Kuran’ı Okumak, Anlamak ve Yaşamak Önemli...
Yüce İslam Dini’nde esas olan, “Kuranı okumak, anlamak ve yaşamaktır”. Yoksa Kuranı ezbere okumakla, surelerin anlamını bilmeden namaz kılmakla maalesef Müslüman olunmuyor. Ancak kendimizi kandırırız. Okuduğumuz sürelerin veya ayetlerin de mealini öğrenmek ve bilmek zorundayız. Yüce Allah Maun Suresi’nde, “ ... Vay o namaz kılanların haline, değerini bilmezler, gösteriş yaparlar” buyurmuşlardır.
Yüzde 99,2 ‘si Müslüman olan ülkemizde, Kuran’ın özeti olan Fatiha Süresi’nin Türkçe mealini bile bilmeyen Müslümanların sayısı oldukça fazladır. Bu nasıl Müslümanlıktır?
Zaman zaman yaşları kemale ermiş ve saçı-sakalı ağarmış insanlara Fatiha Suresi’nin Türkçe mealini soruyorum. Ikınıyorlar, sıkınıyorlar, kekeliyorlar, ofluyorlar, pufluyorlar ama maalesef bilmiyorlar. Ne hazin bir manzara değil mi? Hatta sizden baskın çıkıyorlar, “Bize öğretilmedi ki” diyorlar. Lafa gelince her şeyi bilen bu insanlar, “7” ayetlik bir süreyi neden öğrenmiyorlar? Çünkü bazılarının işine gelmiyor da ondan...
Günde 5 vakitte toplam 40 rekat namaz kılan ve 40 rekatta da Fatiha Suresi’ni adeta bir papağan gibi 40 defa okuyan bir Müslüman! Merak edip üstelik de Kuran’ın özeti olan bu Fatiha Suresi’nin Türkçe mealini neden bilmez veya öğrenmek istemez? Din adamları bu surelerin mealini camii cemaatine neden öğretmezler? O kadar mı zor?
Sadece “Elhamdülillah Müslüman”ım demekle olmuyor. Okuduğumuz sure ve ayetin ne anlama geldiğini de bilmek ve öğrenmek zorundayız.
Bizler alemlere rahmet olarak gönderilen İslam Dini’nin ayrıcalıklı mensuplarıyız. Bu biz Müslümanlar için büyük bir onur ve gururdur. Bu dinin kutsal kitabı Kuran’ı Kerim’dir. Peygamberi de son peygamber olan Hazreti Muhammed’dir.
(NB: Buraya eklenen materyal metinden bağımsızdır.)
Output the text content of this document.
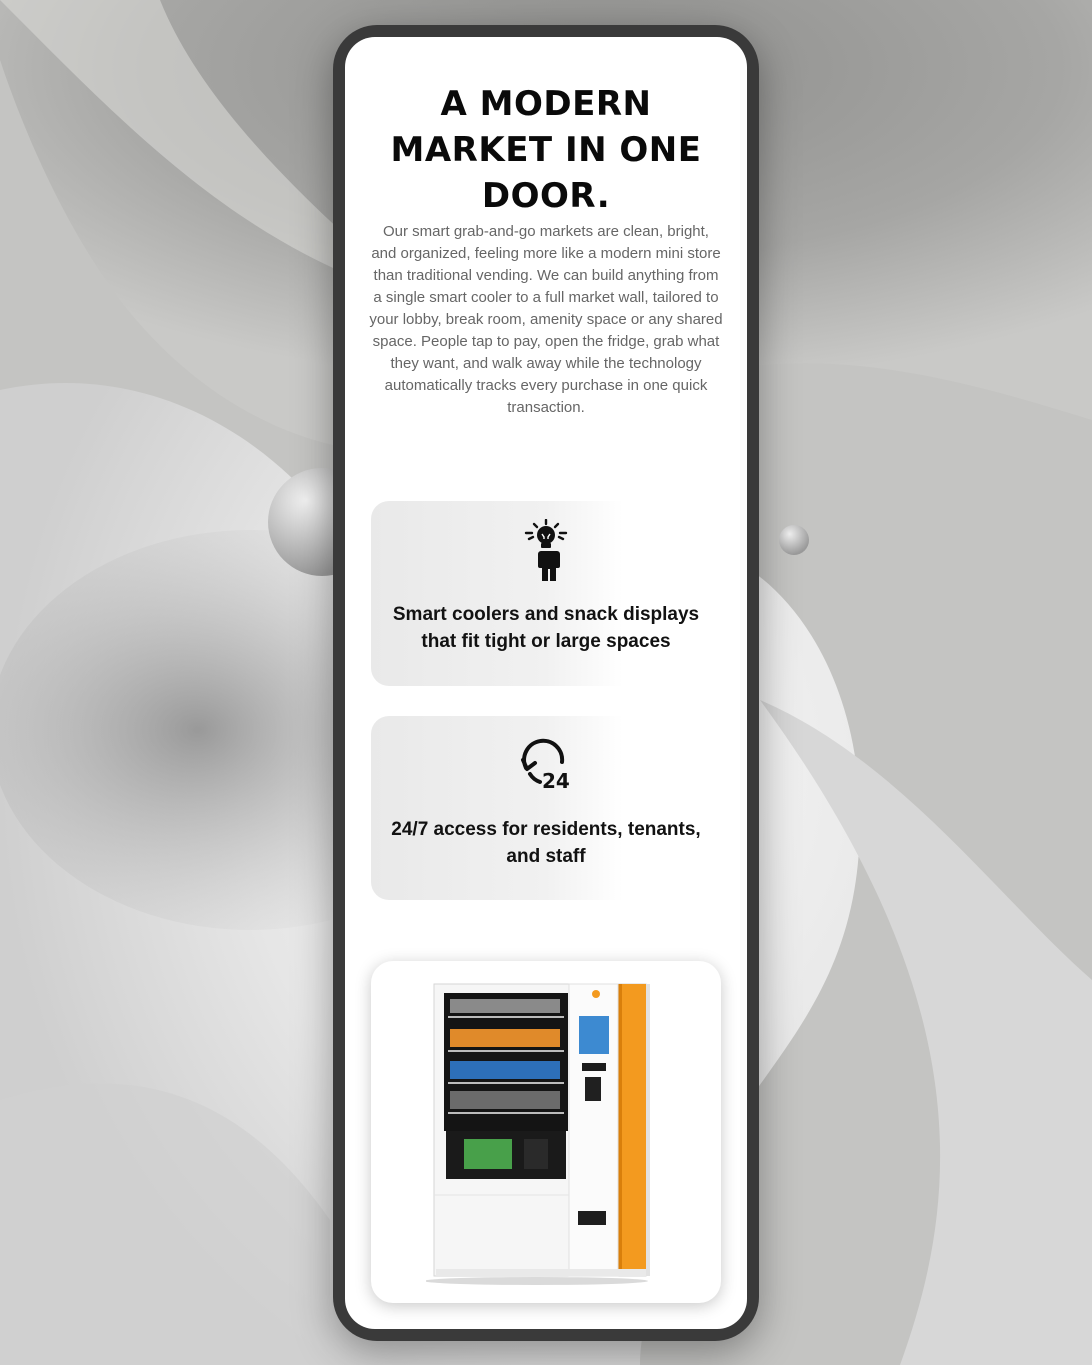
A MODERN
MARKET IN ONE
DOOR.

Our smart grab-and-go markets are clean, bright, and organized, feeling more like a modern mini store than traditional vending. We can build anything from a single smart cooler to a full market wall, tailored to your lobby, break room, amenity space or any shared space. People tap to pay, open the fridge, grab what they want, and walk away while the technology automatically tracks every purchase in one quick transaction.

Smart coolers and snack displays that fit tight or large spaces
24
24/7 access for residents, tenants, and staff
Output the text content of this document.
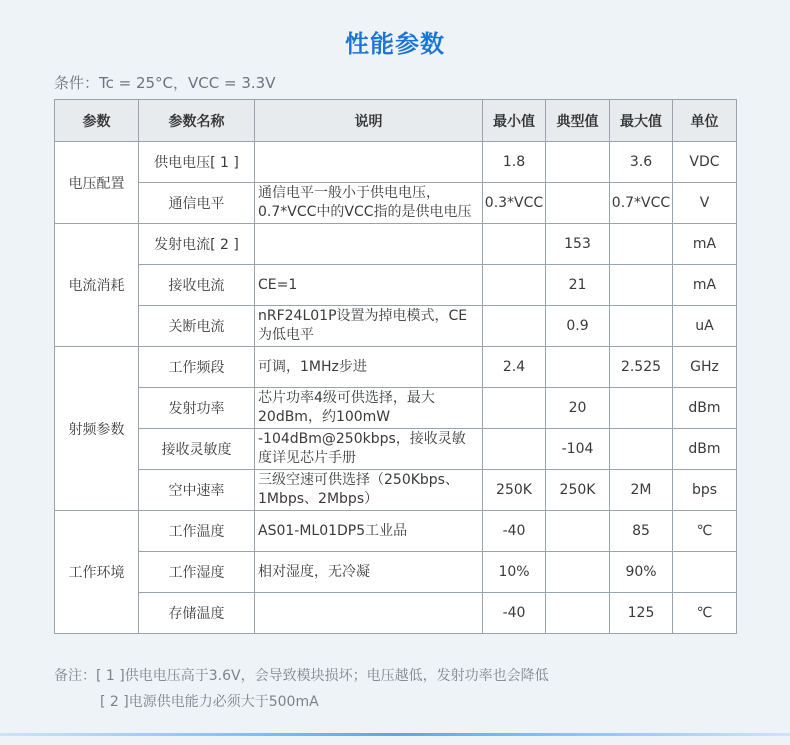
性能参数
条件：Tc = 25°C，VCC = 3.3V
参数	参数名称	说明	最小值	典型值	最大值	单位
电压配置	供电电压[ 1 ]		1.8		3.6	VDC
	通信电平	通信电平一般小于供电电压，
0.7*VCC中的VCC指的是供电电压	0.3*VCC		0.7*VCC	V
电流消耗	发射电流[ 2 ]			153		mA
	接收电流	CE=1		21		mA
	关断电流	nRF24L01P设置为掉电模式，CE
为低电平		0.9		uA
射频参数	工作频段	可调，1MHz步进	2.4		2.525	GHz
	发射功率	芯片功率4级可供选择，最大
20dBm，约100mW		20		dBm
	接收灵敏度	-104dBm@250kbps，接收灵敏
度详见芯片手册		-104		dBm
	空中速率	三级空速可供选择（250Kbps、
1Mbps、2Mbps）	250K	250K	2M	bps
工作环境	工作温度	AS01-ML01DP5工业品	-40		85	℃
	工作湿度	相对湿度，无冷凝	10%		90%	
	存储温度		-40		125	℃
备注：[ 1 ]供电电压高于3.6V，会导致模块损坏；电压越低，发射功率也会降低
[ 2 ]电源供电能力必须大于500mA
Ama ne hazindir ki; Kurtuluş reçetesi; Allah’ın Kutsal Kitabı Kuran’ı Kerim ve Peygamberimizin gerçek Hadisleri iken, birtakım sözde Müslümanlar kurtuluşu maalesef birtakım tarikat ve cemaatlerde aramakta, dinini, diyanetini gerçek anlamda bilmedikleri için paraya, makama veya mevkie ve hatta Allah’ın yarattığı aciz kullarına bile tapınmaktan geri kalmamaktadırlar. Bunların İslam öncesi Cahiliye dönemindeki putlara tapanlardan ne farkı var? Bunun tek nedeni ise cehalettir, İslam Dini’ni yeterince bilmemektir.
Oysa İslam dini akıl ve bilime dayanan bir dindir.
Burada din adamları vebal altındadır. Din adamları Allahın yeryüzündeki elçileridir. Görevleri de alemlere rahmet olarak gönderilen Kuran’ı Kerim’i ve Peygamberimizin gerçek hadislerini insanlara eksiksiz ve doğru olarak öğretmek ve yaşatmak olmalıdır. O zaman hiçbir insan tarikat ve cemaatlerin arkasından koşmaz. Allah’ın sevgili kulu olurlar.
Bu vesile ile gerçek Müslümanların “Kadir Gecesi”ni kutlar, tüm İslam Âlemine hayırlara vesile olmasını Yüce Allah’tan dilerim.